Rasulullah senantiasa tersenyum manis sekali dan ini sangat menyenangkan bagi siapa pun yang menatapnya. Senyum adalah sedekah. Senyuman yang tulus memiliki daya sentuh yang dalam ke dalam lubuk hati siapa pun senyum adalah nikmat Allah yang besar bagi manusia yang mencintai kebaikan. Senyum tidak dimiliki oleh orang-orang yang keji, sombong, angkuh dan orang yang busuk hati.
Jika berbincang dengan para sahabat, Rasulullah selalu berusaha menghormati dengan cara duduk penuh perhatian dan ikut tersenyum jika sahabat melucu serta ikut merasa takjub ketika sahabat mengisahkan hal yang mempesona sehingga tiap orang merasa diri sangat diutamakan oleh Rasulullah.
Ragam Senyum
Tidak semua senyum itu sejati. Ada senyum yang muncul mewakili perasaan (ibtisamah syu'uriyah), ada juga senyum dusta (ibtisamah ghaira haqiqiyah). Senyum yang lahir dari perasaan adalah senyum sejati.
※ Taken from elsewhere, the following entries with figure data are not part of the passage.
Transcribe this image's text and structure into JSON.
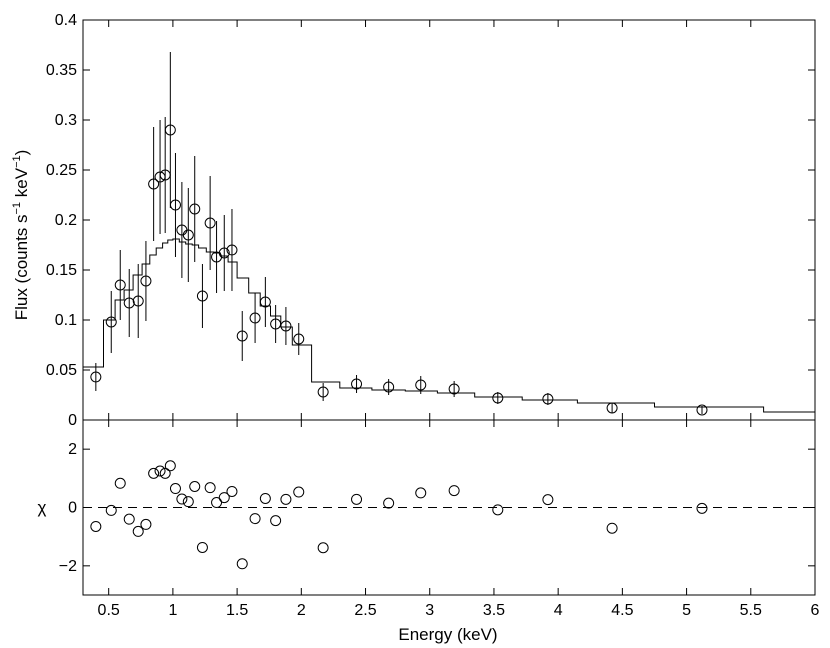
{
  "chart_data": [
    {
      "type": "scatter",
      "panel": "spectrum",
      "ylabel": "Flux (counts s−1 keV−1)",
      "ylabel_parts": {
        "main": "Flux (counts s",
        "exp1": "−1",
        "mid": " keV",
        "exp2": "−1",
        "end": ")"
      },
      "xlim": [
        0.3,
        6
      ],
      "ylim": [
        0,
        0.4
      ],
      "y_tick_labels": [
        "0",
        "0.05",
        "0.1",
        "0.15",
        "0.2",
        "0.25",
        "0.3",
        "0.35",
        "0.4"
      ],
      "y_ticks": [
        0,
        0.05,
        0.1,
        0.15,
        0.2,
        0.25,
        0.3,
        0.35,
        0.4
      ],
      "series": [
        {
          "kind": "data_points_with_errorbars",
          "points": [
            {
              "x": 0.4,
              "y": 0.043,
              "err": 0.014
            },
            {
              "x": 0.52,
              "y": 0.098,
              "err": 0.031
            },
            {
              "x": 0.59,
              "y": 0.135,
              "err": 0.035
            },
            {
              "x": 0.66,
              "y": 0.117,
              "err": 0.034
            },
            {
              "x": 0.73,
              "y": 0.119,
              "err": 0.037
            },
            {
              "x": 0.79,
              "y": 0.139,
              "err": 0.04
            },
            {
              "x": 0.85,
              "y": 0.236,
              "err": 0.057
            },
            {
              "x": 0.9,
              "y": 0.243,
              "err": 0.057
            },
            {
              "x": 0.94,
              "y": 0.245,
              "err": 0.058
            },
            {
              "x": 0.98,
              "y": 0.29,
              "err": 0.078
            },
            {
              "x": 1.02,
              "y": 0.215,
              "err": 0.052
            },
            {
              "x": 1.07,
              "y": 0.19,
              "err": 0.048
            },
            {
              "x": 1.12,
              "y": 0.185,
              "err": 0.047
            },
            {
              "x": 1.17,
              "y": 0.211,
              "err": 0.053
            },
            {
              "x": 1.23,
              "y": 0.124,
              "err": 0.032
            },
            {
              "x": 1.29,
              "y": 0.197,
              "err": 0.047
            },
            {
              "x": 1.34,
              "y": 0.163,
              "err": 0.036
            },
            {
              "x": 1.4,
              "y": 0.167,
              "err": 0.038
            },
            {
              "x": 1.46,
              "y": 0.17,
              "err": 0.041
            },
            {
              "x": 1.54,
              "y": 0.084,
              "err": 0.025
            },
            {
              "x": 1.64,
              "y": 0.102,
              "err": 0.025
            },
            {
              "x": 1.72,
              "y": 0.118,
              "err": 0.025
            },
            {
              "x": 1.8,
              "y": 0.096,
              "err": 0.019
            },
            {
              "x": 1.88,
              "y": 0.094,
              "err": 0.019
            },
            {
              "x": 1.98,
              "y": 0.081,
              "err": 0.016
            },
            {
              "x": 2.17,
              "y": 0.028,
              "err": 0.009
            },
            {
              "x": 2.43,
              "y": 0.036,
              "err": 0.009
            },
            {
              "x": 2.68,
              "y": 0.033,
              "err": 0.008
            },
            {
              "x": 2.93,
              "y": 0.035,
              "err": 0.009
            },
            {
              "x": 3.19,
              "y": 0.031,
              "err": 0.008
            },
            {
              "x": 3.53,
              "y": 0.022,
              "err": 0.006
            },
            {
              "x": 3.92,
              "y": 0.021,
              "err": 0.006
            },
            {
              "x": 4.42,
              "y": 0.012,
              "err": 0.005
            },
            {
              "x": 5.12,
              "y": 0.01,
              "err": 0.004
            }
          ]
        },
        {
          "kind": "model_step",
          "x_edges": [
            0.3,
            0.46,
            0.55,
            0.62,
            0.69,
            0.76,
            0.82,
            0.87,
            0.92,
            0.96,
            1.0,
            1.05,
            1.1,
            1.15,
            1.2,
            1.26,
            1.32,
            1.37,
            1.43,
            1.5,
            1.59,
            1.68,
            1.76,
            1.84,
            1.93,
            2.08,
            2.3,
            2.55,
            2.81,
            3.06,
            3.35,
            3.72,
            4.15,
            4.75,
            5.6,
            6.0
          ],
          "y": [
            0.053,
            0.1,
            0.12,
            0.13,
            0.145,
            0.156,
            0.165,
            0.172,
            0.177,
            0.18,
            0.181,
            0.178,
            0.176,
            0.175,
            0.172,
            0.168,
            0.167,
            0.164,
            0.158,
            0.142,
            0.127,
            0.114,
            0.104,
            0.093,
            0.075,
            0.038,
            0.032,
            0.03,
            0.029,
            0.027,
            0.023,
            0.02,
            0.017,
            0.013,
            0.008,
            0.005
          ]
        }
      ]
    },
    {
      "type": "scatter",
      "panel": "residuals",
      "ylabel": "χ",
      "xlabel": "Energy (keV)",
      "xlim": [
        0.3,
        6
      ],
      "ylim": [
        -3,
        3
      ],
      "y_ticks": [
        -2,
        0,
        2
      ],
      "y_tick_labels": [
        "−2",
        "0",
        "2"
      ],
      "x_ticks": [
        0.5,
        1,
        1.5,
        2,
        2.5,
        3,
        3.5,
        4,
        4.5,
        5,
        5.5,
        6
      ],
      "x_tick_labels": [
        "0.5",
        "1",
        "1.5",
        "2",
        "2.5",
        "3",
        "3.5",
        "4",
        "4.5",
        "5",
        "5.5",
        "6"
      ],
      "reference_line": {
        "y": 0,
        "style": "dashed"
      },
      "points": [
        {
          "x": 0.4,
          "y": -0.65
        },
        {
          "x": 0.52,
          "y": -0.1
        },
        {
          "x": 0.59,
          "y": 0.83
        },
        {
          "x": 0.66,
          "y": -0.4
        },
        {
          "x": 0.73,
          "y": -0.82
        },
        {
          "x": 0.79,
          "y": -0.58
        },
        {
          "x": 0.85,
          "y": 1.17
        },
        {
          "x": 0.9,
          "y": 1.25
        },
        {
          "x": 0.94,
          "y": 1.17
        },
        {
          "x": 0.98,
          "y": 1.43
        },
        {
          "x": 1.02,
          "y": 0.65
        },
        {
          "x": 1.07,
          "y": 0.29
        },
        {
          "x": 1.12,
          "y": 0.2
        },
        {
          "x": 1.17,
          "y": 0.72
        },
        {
          "x": 1.23,
          "y": -1.37
        },
        {
          "x": 1.29,
          "y": 0.68
        },
        {
          "x": 1.34,
          "y": 0.17
        },
        {
          "x": 1.4,
          "y": 0.34
        },
        {
          "x": 1.46,
          "y": 0.55
        },
        {
          "x": 1.54,
          "y": -1.93
        },
        {
          "x": 1.64,
          "y": -0.38
        },
        {
          "x": 1.72,
          "y": 0.31
        },
        {
          "x": 1.8,
          "y": -0.45
        },
        {
          "x": 1.88,
          "y": 0.28
        },
        {
          "x": 1.98,
          "y": 0.53
        },
        {
          "x": 2.17,
          "y": -1.38
        },
        {
          "x": 2.43,
          "y": 0.28
        },
        {
          "x": 2.68,
          "y": 0.15
        },
        {
          "x": 2.93,
          "y": 0.5
        },
        {
          "x": 3.19,
          "y": 0.58
        },
        {
          "x": 3.53,
          "y": -0.08
        },
        {
          "x": 3.92,
          "y": 0.27
        },
        {
          "x": 4.42,
          "y": -0.71
        },
        {
          "x": 5.12,
          "y": -0.03
        }
      ]
    }
  ]
}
Ia hadir saat seorang muslim bertemu dengan saudaranya atau menyaksikan peristiwa yang mengundang senyum. Pribadi Rasulullah Saw senantiasa dihiasi dengan sifat ini. Abdullah bin Harits mengatakan, “Saya belum pernah melihat seorang pun yang paling banyak tersenyum daripada Rasulullah Saw.” (Riwayat Ahmad)
Bukhari juga telah meriwayatkan sebuah hadis yang menyatakan bahawa Rasul Saw tersenyum melihat para wanita yang lari tunggang-langgang apabila mengetahui Umar bin Khattab Ra akan datang. “Engkau lebih keras dan kasar dibandingkan Rasul Saw,” kata para wanita kepada Umar Ra apabila ditanya kenapa reaksi mereka sebegitu rupa.
Senyum ketika mendengar berita gembira juga termasuk dalam senyum sejati. Sebagaimana yang dilakukan oleh Abu Bakar Ra apabila beliau dipilih oleh Rasul Saw untuk menemani baginda berhijrah ke Madinah. Ketika itu Abu Bakar Ra tersenyum hingga meneteskan air mata kegembiraan.
Senyum juga boleh untuk mengungkapkan perasaan kecewa dan sedih. Sebagaimana yang berlaku apabila Rasulullah Saw tersenyum kepada Ka'ab bin Malik (salah seorang dari tiga orang yang tidak turut serta dalam perang Tabuk). Ka'ab berkata, “Ketika aku datang kepadanya. Aku memberi salam, dan baginda tersenyum…”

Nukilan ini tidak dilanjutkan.